# Have you ordered yarn and only received a partial order?



## AprilSun (Jun 25, 2020)

I ordered online 4 skeins of yarn from a craft store several weeks ago. They only sent me 3. I talked to them about it and they said they only had 3 and when this happens they will send what they have and there will be no back orders. I wasn't charged for the one I didn't get but,  I didn't have a choice whether I wanted their partial order or just cancel completely. Now when I try to find the one that I need, the dye lots will not match and dye lot matching is suppose to be important or at least it used to be. You would think that a craft store would do better than this.


----------



## Pinky (Jun 25, 2020)

AprilSun said:


> I ordered online 4 skeins of yarn from a craft store several weeks ago.

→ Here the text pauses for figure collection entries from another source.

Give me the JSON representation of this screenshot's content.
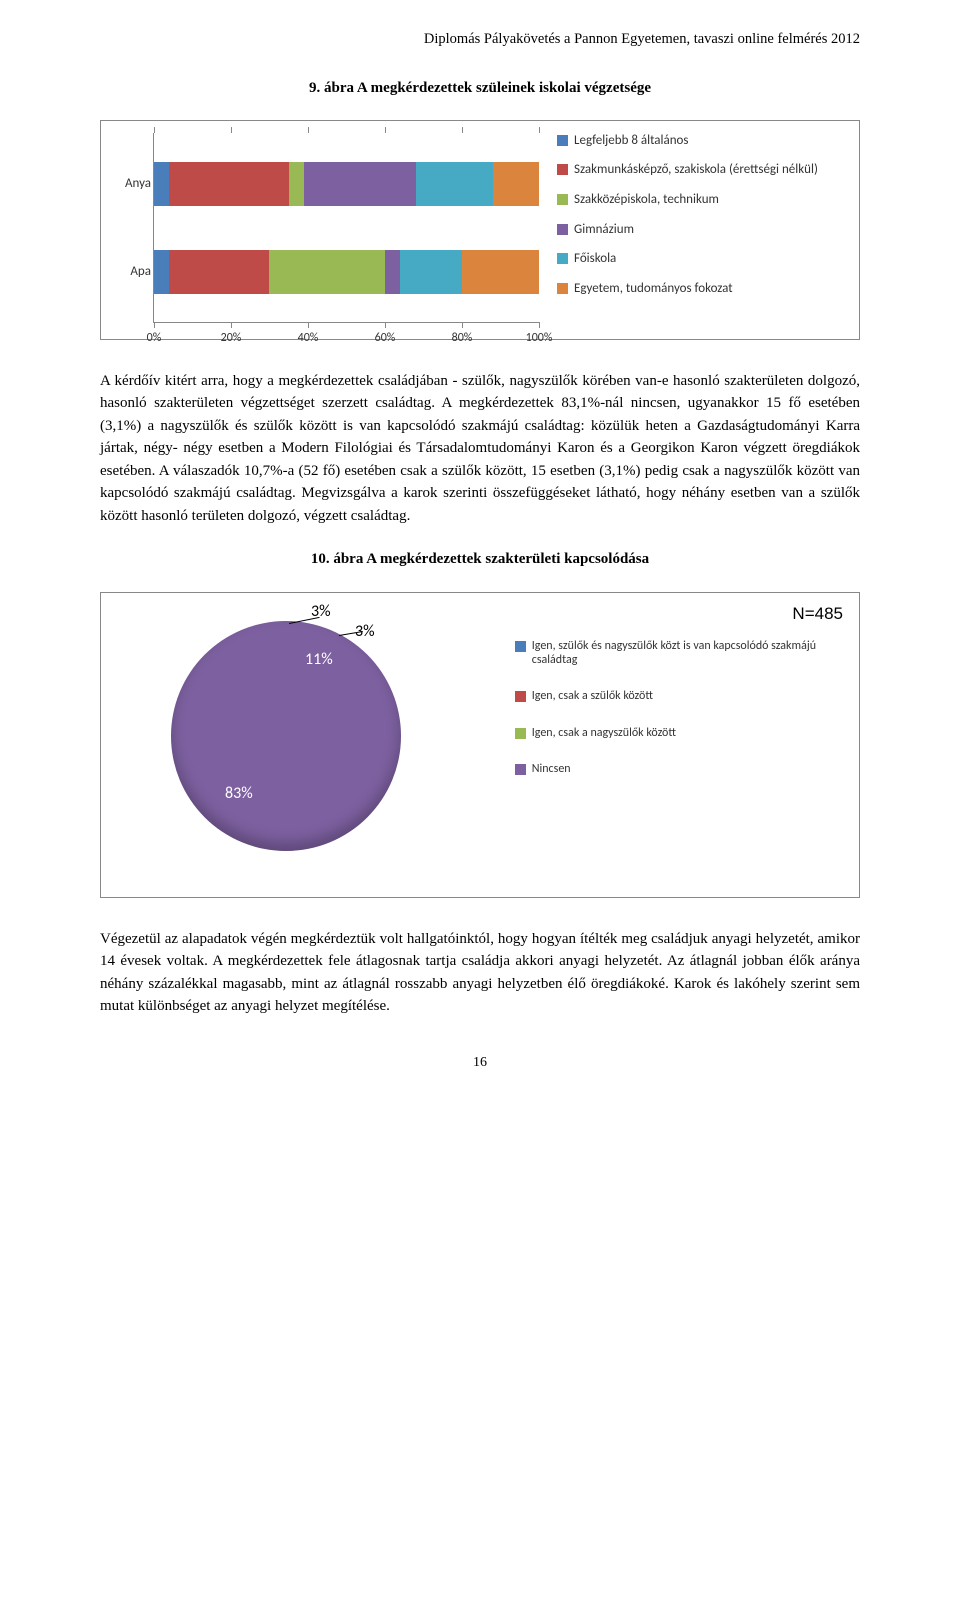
{
  "header": "Diplomás Pályakövetés a Pannon Egyetemen, tavaszi online felmérés 2012",
  "fig9_title": "9. ábra A megkérdezettek szüleinek iskolai végzetsége",
  "bar_chart": {
    "type": "stacked-bar-horizontal",
    "categories": [
      "Anya",
      "Apa"
    ],
    "series": [
      {
        "label": "Legfeljebb 8 általános",
        "color": "#4a7ebb"
      },
      {
        "label": "Szakmunkásképző, szakiskola (érettségi nélkül)",
        "color": "#be4b48"
      },
      {
        "label": "Szakközépiskola, technikum",
        "color": "#98b954"
      },
      {
        "label": "Gimnázium",
        "color": "#7d60a0"
      },
      {
        "label": "Főiskola",
        "color": "#46aac5"
      },
      {
        "label": "Egyetem, tudományos fokozat",
        "color": "#db843d"
      }
    ],
    "values": {
      "Anya": [
        0.04,
        0.31,
        0.04,
        0.29,
        0.2,
        0.12
      ],
      "Apa": [
        0.04,
        0.26,
        0.3,
        0.04,
        0.16,
        0.2
      ]
    },
    "xticks": [
      0,
      20,
      40,
      60,
      80,
      100
    ],
    "xtick_labels": [
      "0%",
      "20%",
      "40%",
      "60%",
      "80%",
      "100%"
    ],
    "plot_bg": "#ffffff",
    "axis_color": "#888888",
    "label_font": "Calibri",
    "label_fontsize": 13
  },
  "para1": "A kérdőív kitért arra, hogy a megkérdezettek családjában - szülők, nagyszülők körében van-e hasonló szakterületen dolgozó, hasonló szakterületen végzettséget szerzett családtag. A megkérdezettek 83,1%-nál nincsen, ugyanakkor 15 fő esetében (3,1%) a nagyszülők és szülők között is van kapcsolódó szakmájú családtag: közülük heten a Gazdaságtudományi Karra jártak, négy- négy esetben a Modern Filológiai és Társadalomtudományi Karon és a Georgikon Karon végzett öregdiákok esetében. A válaszadók 10,7%-a (52 fő) esetében csak a szülők között, 15 esetben (3,1%) pedig csak a nagyszülők között van kapcsolódó szakmájú családtag. Megvizsgálva a karok szerinti összefüggéseket látható, hogy néhány esetben van a szülők között hasonló területen dolgozó, végzett családtag.",
  "fig10_title": "10. ábra A megkérdezettek szakterületi kapcsolódása",
  "pie_chart": {
    "type": "pie",
    "n_label": "N=485",
    "slices": [
      {
        "label": "Igen, szülők és nagyszülők közt is van kapcsolódó szakmájú családtag",
        "value": 3,
        "pct_label": "3%",
        "color": "#4a7ebb"
      },
      {
        "label": "Igen, csak a szülők között",
        "value": 11,
        "pct_label": "11%",
        "color": "#be4b48"
      },
      {
        "label": "Igen, csak a nagyszülők között",
        "value": 3,
        "pct_label": "3%",
        "color": "#98b954"
      },
      {
        "label": "Nincsen",
        "value": 83,
        "pct_label": "83%",
        "color": "#7d60a0"
      }
    ],
    "start_angle": -90,
    "bg": "#ffffff"
  },
  "para2": "Végezetül az alapadatok végén megkérdeztük volt hallgatóinktól, hogy hogyan ítélték meg családjuk anyagi helyzetét, amikor 14 évesek voltak. A megkérdezettek fele átlagosnak tartja családja akkori anyagi helyzetét. Az átlagnál jobban élők aránya néhány százalékkal magasabb, mint az átlagnál rosszabb anyagi helyzetben élő öregdiákoké. Karok és lakóhely szerint sem mutat különbséget az anyagi helyzet megítélése.",
  "page_number": "16"
}
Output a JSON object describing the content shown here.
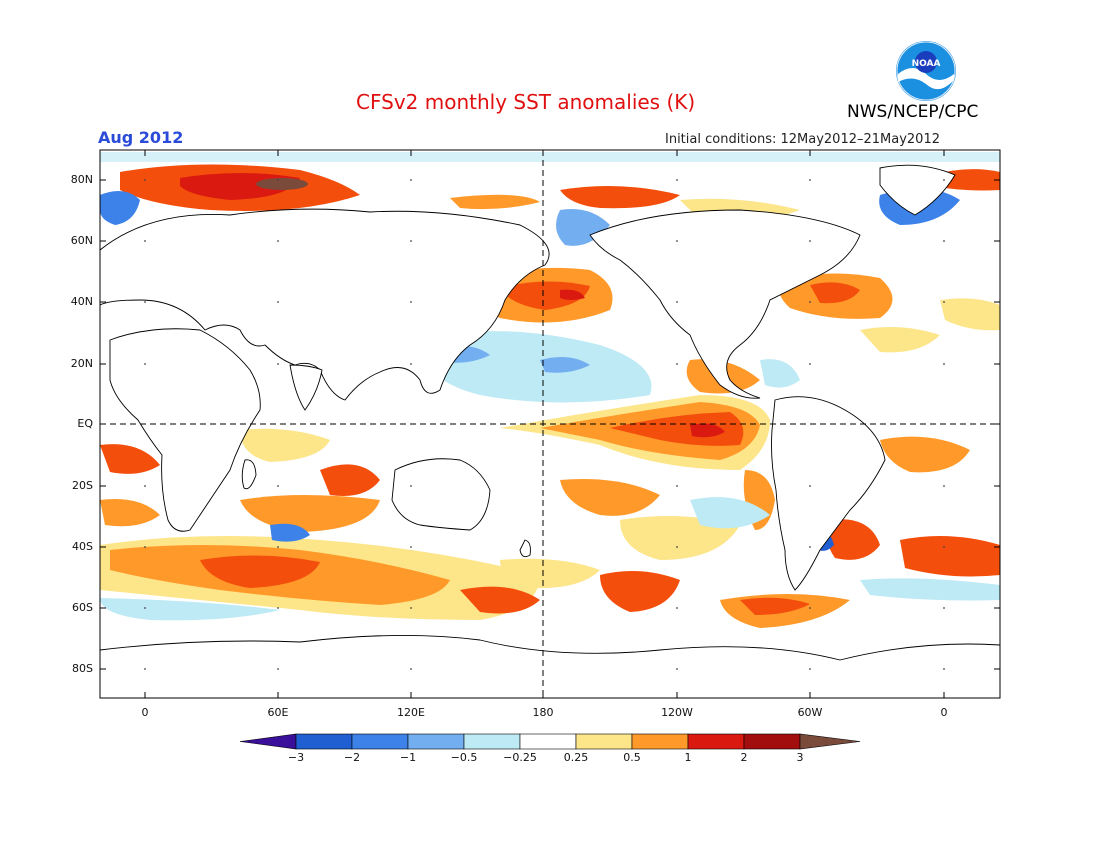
{
  "header": {
    "title": "CFSv2 monthly SST anomalies (K)",
    "valid_month": "Aug 2012",
    "initial_conditions": "Initial conditions: 12May2012–21May2012",
    "agency": "NWS/NCEP/CPC",
    "logo_text": "NOAA"
  },
  "axes": {
    "lat_labels": [
      "80N",
      "60N",
      "40N",
      "20N",
      "EQ",
      "20S",
      "40S",
      "60S",
      "80S"
    ],
    "lon_labels": [
      "0",
      "60E",
      "120E",
      "180",
      "120W",
      "60W",
      "0"
    ]
  },
  "colorbar": {
    "labels": [
      "−3",
      "−2",
      "−1",
      "−0.5",
      "−0.25",
      "0.25",
      "0.5",
      "1",
      "2",
      "3"
    ],
    "colors": [
      "#3a0f9a",
      "#1f5fd1",
      "#3d82e8",
      "#73aef0",
      "#bdeaf5",
      "#ffffff",
      "#fde58a",
      "#ff9a2a",
      "#f44e0c",
      "#da1a10",
      "#a20e0e",
      "#7a4a3a"
    ]
  }
}
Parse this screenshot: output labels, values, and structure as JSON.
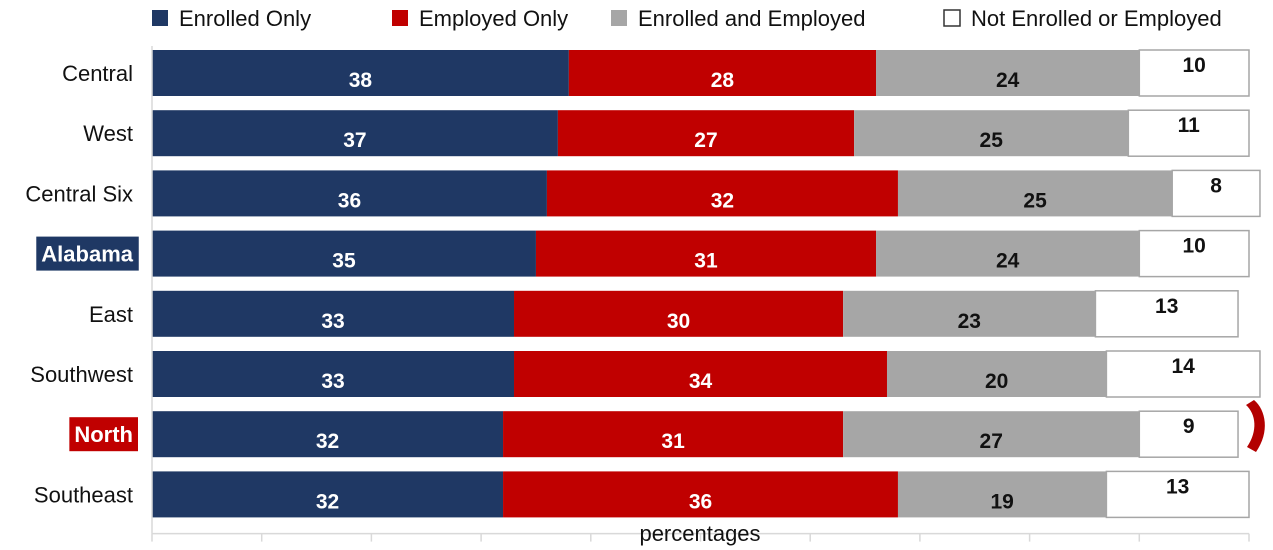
{
  "chart_data": {
    "type": "bar",
    "orientation": "horizontal",
    "stacked": true,
    "xlabel": "percentages",
    "xlim": [
      0,
      100
    ],
    "categories": [
      "Central",
      "West",
      "Central Six",
      "Alabama",
      "East",
      "Southwest",
      "North",
      "Southeast"
    ],
    "highlight": {
      "Alabama": "#1f3864",
      "North": "#c00000"
    },
    "series": [
      {
        "name": "Enrolled Only",
        "color": "#1f3864",
        "label_color": "#ffffff",
        "values": [
          38,
          37,
          36,
          35,
          33,
          33,
          32,
          32
        ]
      },
      {
        "name": "Employed Only",
        "color": "#c00000",
        "label_color": "#ffffff",
        "values": [
          28,
          27,
          32,
          31,
          30,
          34,
          31,
          36
        ]
      },
      {
        "name": "Enrolled and Employed",
        "color": "#a6a6a6",
        "label_color": "#111111",
        "values": [
          24,
          25,
          25,
          24,
          23,
          20,
          27,
          19
        ]
      },
      {
        "name": "Not Enrolled or Employed",
        "color": "#ffffff",
        "label_color": "#111111",
        "values": [
          10,
          11,
          8,
          10,
          13,
          14,
          9,
          13
        ]
      }
    ],
    "legend_position": "top",
    "grid": false
  }
}
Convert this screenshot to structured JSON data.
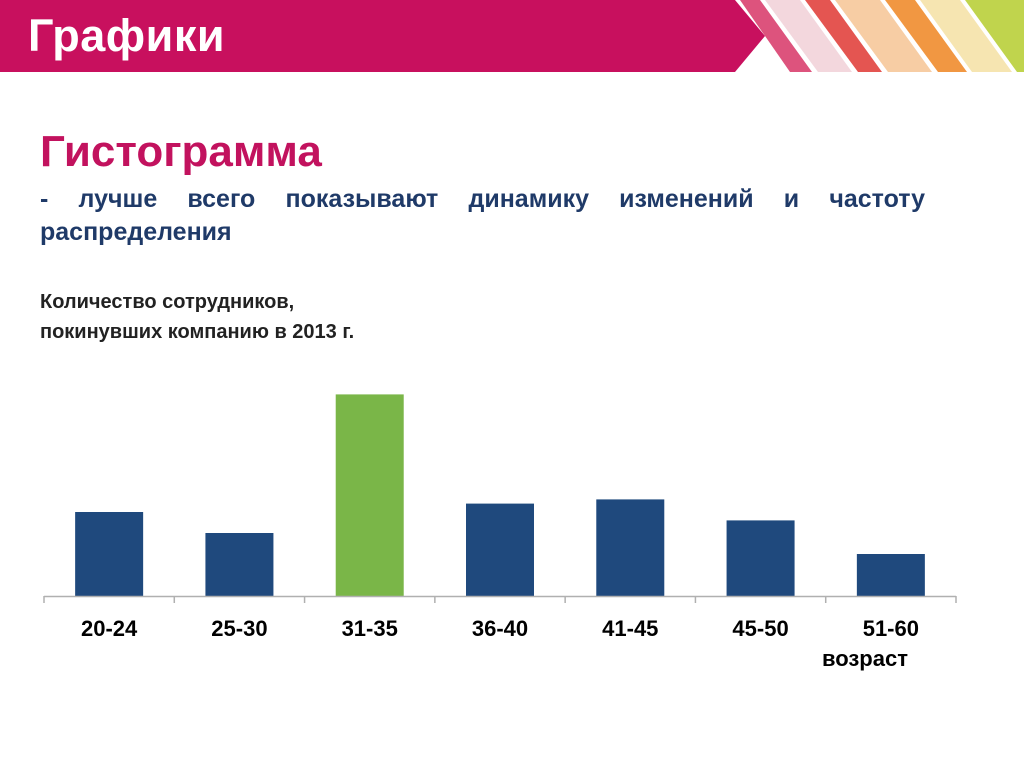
{
  "slide": {
    "title": "Графики",
    "heading": "Гистограмма",
    "subtitle": "- лучше всего показывают динамику изменений и частоту распределения"
  },
  "colors": {
    "header": "#c8105e",
    "heading": "#c2125e",
    "subtitle": "#1f3a68",
    "bar": "#1f497d",
    "bar_highlight": "#7ab648"
  },
  "chart_data": {
    "type": "bar",
    "title_lines": [
      "Количество сотрудников,",
      "покинувших компанию в 2013 г."
    ],
    "categories": [
      "20-24",
      "25-30",
      "31-35",
      "36-40",
      "41-45",
      "45-50",
      "51-60"
    ],
    "values": [
      40,
      30,
      96,
      44,
      46,
      36,
      20
    ],
    "highlight_index": 2,
    "xlabel": "возраст",
    "ylabel": "",
    "ylim": [
      0,
      100
    ],
    "grid": false,
    "legend": "none"
  }
}
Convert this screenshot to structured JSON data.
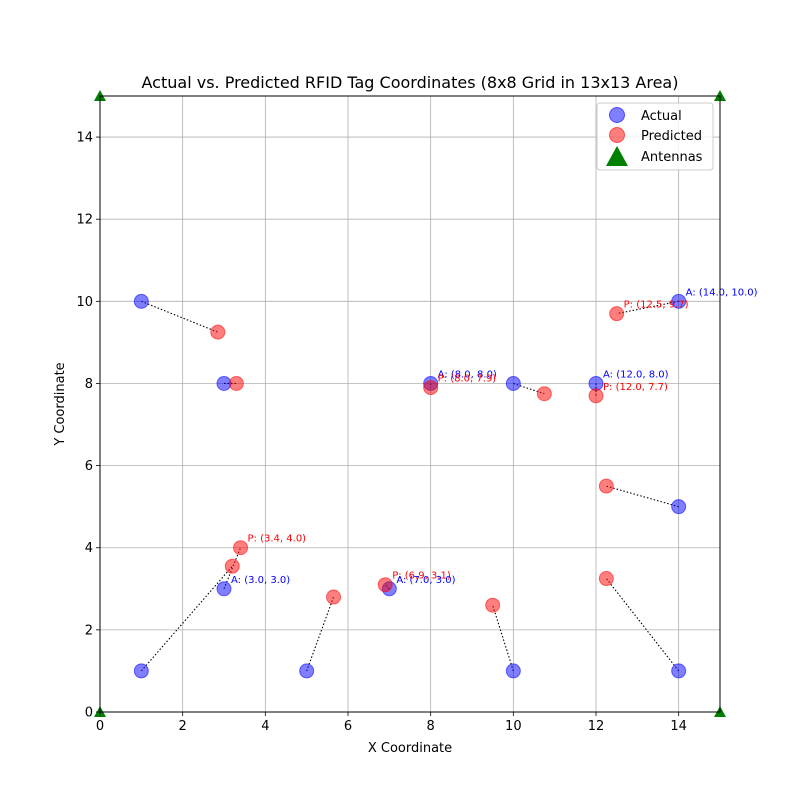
{
  "chart_data": {
    "type": "scatter",
    "title": "Actual vs. Predicted RFID Tag Coordinates (8x8 Grid in 13x13 Area)",
    "xlabel": "X Coordinate",
    "ylabel": "Y Coordinate",
    "xlim": [
      0,
      15
    ],
    "ylim": [
      0,
      15
    ],
    "xticks": [
      0,
      2,
      4,
      6,
      8,
      10,
      12,
      14
    ],
    "yticks": [
      0,
      2,
      4,
      6,
      8,
      10,
      12,
      14
    ],
    "grid": true,
    "legend_position": "top-right",
    "colors": {
      "actual": "#0000ff",
      "predicted": "#ff0000",
      "antennas": "#008000",
      "connector": "#000000"
    },
    "series": [
      {
        "name": "Actual",
        "marker": "circle",
        "points": [
          {
            "x": 1,
            "y": 10
          },
          {
            "x": 3,
            "y": 8
          },
          {
            "x": 8,
            "y": 8
          },
          {
            "x": 10,
            "y": 8
          },
          {
            "x": 12,
            "y": 8
          },
          {
            "x": 14,
            "y": 10
          },
          {
            "x": 14,
            "y": 5
          },
          {
            "x": 3,
            "y": 3
          },
          {
            "x": 1,
            "y": 1
          },
          {
            "x": 5,
            "y": 1
          },
          {
            "x": 7,
            "y": 3
          },
          {
            "x": 10,
            "y": 1
          },
          {
            "x": 14,
            "y": 1
          }
        ]
      },
      {
        "name": "Predicted",
        "marker": "circle",
        "points": [
          {
            "x": 2.85,
            "y": 9.25
          },
          {
            "x": 3.3,
            "y": 8.0
          },
          {
            "x": 8.0,
            "y": 7.9
          },
          {
            "x": 10.75,
            "y": 7.75
          },
          {
            "x": 12.0,
            "y": 7.7
          },
          {
            "x": 12.5,
            "y": 9.7
          },
          {
            "x": 12.25,
            "y": 5.5
          },
          {
            "x": 3.4,
            "y": 4.0
          },
          {
            "x": 3.2,
            "y": 3.55
          },
          {
            "x": 5.65,
            "y": 2.8
          },
          {
            "x": 6.9,
            "y": 3.1
          },
          {
            "x": 9.5,
            "y": 2.6
          },
          {
            "x": 12.25,
            "y": 3.25
          }
        ]
      },
      {
        "name": "Antennas",
        "marker": "triangle",
        "points": [
          {
            "x": 0,
            "y": 15
          },
          {
            "x": 15,
            "y": 15
          },
          {
            "x": 0,
            "y": 0
          },
          {
            "x": 15,
            "y": 0
          }
        ]
      }
    ],
    "connections": [
      {
        "actual": [
          1,
          10
        ],
        "predicted": [
          2.85,
          9.25
        ]
      },
      {
        "actual": [
          3,
          8
        ],
        "predicted": [
          3.3,
          8.0
        ]
      },
      {
        "actual": [
          8,
          8
        ],
        "predicted": [
          8.0,
          7.9
        ]
      },
      {
        "actual": [
          10,
          8
        ],
        "predicted": [
          10.75,
          7.75
        ]
      },
      {
        "actual": [
          12,
          8
        ],
        "predicted": [
          12.0,
          7.7
        ]
      },
      {
        "actual": [
          14,
          10
        ],
        "predicted": [
          12.5,
          9.7
        ]
      },
      {
        "actual": [
          14,
          5
        ],
        "predicted": [
          12.25,
          5.5
        ]
      },
      {
        "actual": [
          3,
          3
        ],
        "predicted": [
          3.4,
          4.0
        ]
      },
      {
        "actual": [
          1,
          1
        ],
        "predicted": [
          3.2,
          3.55
        ]
      },
      {
        "actual": [
          5,
          1
        ],
        "predicted": [
          5.65,
          2.8
        ]
      },
      {
        "actual": [
          7,
          3
        ],
        "predicted": [
          6.9,
          3.1
        ]
      },
      {
        "actual": [
          10,
          1
        ],
        "predicted": [
          9.5,
          2.6
        ]
      },
      {
        "actual": [
          14,
          1
        ],
        "predicted": [
          12.25,
          3.25
        ]
      }
    ],
    "annotations": [
      {
        "text": "A: (14.0, 10.0)",
        "kind": "actual",
        "x": 14,
        "y": 10
      },
      {
        "text": "P: (12.5, 9.7)",
        "kind": "predicted",
        "x": 12.5,
        "y": 9.7
      },
      {
        "text": "A: (8.0, 8.0)",
        "kind": "actual",
        "x": 8,
        "y": 8
      },
      {
        "text": "P: (8.0, 7.9)",
        "kind": "predicted",
        "x": 8.0,
        "y": 7.9
      },
      {
        "text": "A: (12.0, 8.0)",
        "kind": "actual",
        "x": 12,
        "y": 8
      },
      {
        "text": "P: (12.0, 7.7)",
        "kind": "predicted",
        "x": 12.0,
        "y": 7.7
      },
      {
        "text": "P: (3.4, 4.0)",
        "kind": "predicted",
        "x": 3.4,
        "y": 4.0
      },
      {
        "text": "A: (3.0, 3.0)",
        "kind": "actual",
        "x": 3,
        "y": 3
      },
      {
        "text": "P: (6.9, 3.1)",
        "kind": "predicted",
        "x": 6.9,
        "y": 3.1
      },
      {
        "text": "A: (7.0, 3.0)",
        "kind": "actual",
        "x": 7,
        "y": 3
      }
    ]
  }
}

They only sent me 3. I talked to them about it and they said they only had 3 and when this happens they will send what they have and there will be no back orders. I wasn't charged for the one I didn't get but,  I didn't have a choice whether I wanted their partial order or just cancel completely. Now when I try to find the one that I need, the dye lots will not match and dye lot matching is suppose to be important or at least it used to be. You would think that a craft store would do better than this.


They should have informed you that they were short. The dye lot needs to be the same!


----------



## AprilSun (Jun 25, 2020)

Pinky said:


> They should have informed you that they were short. The dye lot needs to be the same!



That's exactly what I thought too. I decided then that I would not be ordering from them again.


----------